After this meal his stomach swelled
to an enormous extent and tore the diaphragm on the right side,
causing immediate death.
The diaphragm may be ruptured by external violence (a fall on the
chest or abdomen), or by violent squeezing (railroad accidents,
etc.), or according to Ashhurst, by spasmodic contraction of the
part itself. If the injury is unaccompanied by lesion of the
abdominal or thoracic viscera, the prognosis is not so
unfavorable as might be supposed.

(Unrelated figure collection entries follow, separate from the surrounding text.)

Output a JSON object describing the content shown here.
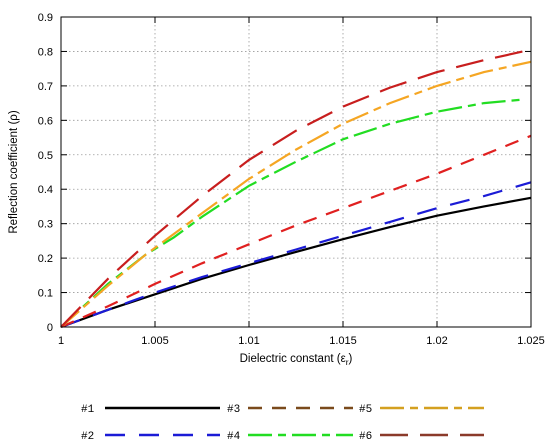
{
  "chart_data": {
    "type": "line",
    "xlabel": "Dielectric constant (ε",
    "xlabel_sub": "r",
    "xlabel_close": ")",
    "ylabel": "Reflection coefficient (ρ)",
    "xlim": [
      1,
      1.025
    ],
    "ylim": [
      0,
      0.9
    ],
    "x_ticks": [
      1,
      1.005,
      1.01,
      1.015,
      1.02,
      1.025
    ],
    "x_tick_labels": [
      "1",
      "1.005",
      "1.01",
      "1.015",
      "1.02",
      "1.025"
    ],
    "y_ticks": [
      0,
      0.1,
      0.2,
      0.3,
      0.4,
      0.5,
      0.6,
      0.7,
      0.8,
      0.9
    ],
    "y_tick_labels": [
      "0",
      "0.1",
      "0.2",
      "0.3",
      "0.4",
      "0.5",
      "0.6",
      "0.7",
      "0.8",
      "0.9"
    ],
    "grid": true,
    "legend_placement": "bottom",
    "series": [
      {
        "name": "#1",
        "color": "#000000",
        "dash": "solid",
        "points": [
          [
            1.0,
            0
          ],
          [
            1.0025,
            0.05
          ],
          [
            1.005,
            0.095
          ],
          [
            1.0075,
            0.14
          ],
          [
            1.01,
            0.18
          ],
          [
            1.0125,
            0.218
          ],
          [
            1.015,
            0.255
          ],
          [
            1.0175,
            0.29
          ],
          [
            1.02,
            0.323
          ],
          [
            1.0225,
            0.35
          ],
          [
            1.025,
            0.375
          ]
        ]
      },
      {
        "name": "#2",
        "color": "#1b1bd6",
        "dash": "long",
        "points": [
          [
            1.0,
            0
          ],
          [
            1.0025,
            0.05
          ],
          [
            1.005,
            0.1
          ],
          [
            1.0075,
            0.145
          ],
          [
            1.01,
            0.185
          ],
          [
            1.0125,
            0.225
          ],
          [
            1.015,
            0.265
          ],
          [
            1.0175,
            0.305
          ],
          [
            1.02,
            0.345
          ],
          [
            1.0225,
            0.38
          ],
          [
            1.025,
            0.42
          ]
        ]
      },
      {
        "name": "#3",
        "color": "#e02020",
        "dash": "medium",
        "points": [
          [
            1.0,
            0
          ],
          [
            1.0025,
            0.06
          ],
          [
            1.005,
            0.125
          ],
          [
            1.0075,
            0.185
          ],
          [
            1.01,
            0.24
          ],
          [
            1.0125,
            0.295
          ],
          [
            1.015,
            0.345
          ],
          [
            1.0175,
            0.395
          ],
          [
            1.02,
            0.445
          ],
          [
            1.0225,
            0.5
          ],
          [
            1.025,
            0.555
          ]
        ]
      },
      {
        "name": "#4",
        "color": "#22dd22",
        "dash": "longshort",
        "points": [
          [
            1.0,
            0
          ],
          [
            1.0025,
            0.125
          ],
          [
            1.0045,
            0.21
          ],
          [
            1.006,
            0.26
          ],
          [
            1.0075,
            0.32
          ],
          [
            1.01,
            0.41
          ],
          [
            1.0125,
            0.48
          ],
          [
            1.015,
            0.545
          ],
          [
            1.0175,
            0.59
          ],
          [
            1.02,
            0.625
          ],
          [
            1.0225,
            0.65
          ],
          [
            1.0245,
            0.66
          ]
        ]
      },
      {
        "name": "#5",
        "color": "#f5a623",
        "dash": "longshort",
        "points": [
          [
            1.0,
            0
          ],
          [
            1.0025,
            0.12
          ],
          [
            1.0045,
            0.21
          ],
          [
            1.006,
            0.27
          ],
          [
            1.0075,
            0.33
          ],
          [
            1.01,
            0.43
          ],
          [
            1.0125,
            0.515
          ],
          [
            1.015,
            0.59
          ],
          [
            1.0175,
            0.65
          ],
          [
            1.02,
            0.7
          ],
          [
            1.0225,
            0.74
          ],
          [
            1.025,
            0.77
          ]
        ]
      },
      {
        "name": "#6",
        "color": "#c81e1e",
        "dash": "xlong",
        "points": [
          [
            1.0,
            0
          ],
          [
            1.0025,
            0.14
          ],
          [
            1.005,
            0.265
          ],
          [
            1.0075,
            0.38
          ],
          [
            1.01,
            0.485
          ],
          [
            1.0125,
            0.57
          ],
          [
            1.015,
            0.64
          ],
          [
            1.0175,
            0.695
          ],
          [
            1.02,
            0.74
          ],
          [
            1.0225,
            0.775
          ],
          [
            1.025,
            0.805
          ]
        ]
      }
    ],
    "legend_samples": [
      {
        "label": "#1",
        "color": "#000000",
        "dash": "solid"
      },
      {
        "label": "#3",
        "color": "#7a4a1c",
        "dash": "medium"
      },
      {
        "label": "#5",
        "color": "#d4a020",
        "dash": "longshort"
      },
      {
        "label": "#2",
        "color": "#1b1bd6",
        "dash": "long"
      },
      {
        "label": "#4",
        "color": "#22dd22",
        "dash": "longshort"
      },
      {
        "label": "#6",
        "color": "#8b3a2a",
        "dash": "xlong"
      }
    ]
  }
}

Unless the laceration is
extremely small, protrusion of the stomach or some other viscera
into the thoracic cavity will almost invariably result,
constituting the condition known as internal or diaphragmatic
hernia. Pare relates the case of a Captain who was shot through
the fleshy portion of the diaphragm, and though the wound was
apparently healed, the patient complained of a colicky pain.
Eight months afterward the patient died in a violent paroxysm of
this pain. At the postmortem by Guillemeau, a man of great
eminence and a pupil of Pare, a part of the colon was found in
the thorax, having passed through a wound in the diaphragm. Gooch
saw a similar case, but no history of the injury could be
obtained. Bausch mentions a case in which the omentum, stomach,
and pancreas were found in the thoracic cavity, having protruded
through an extensive opening in the diaphragm.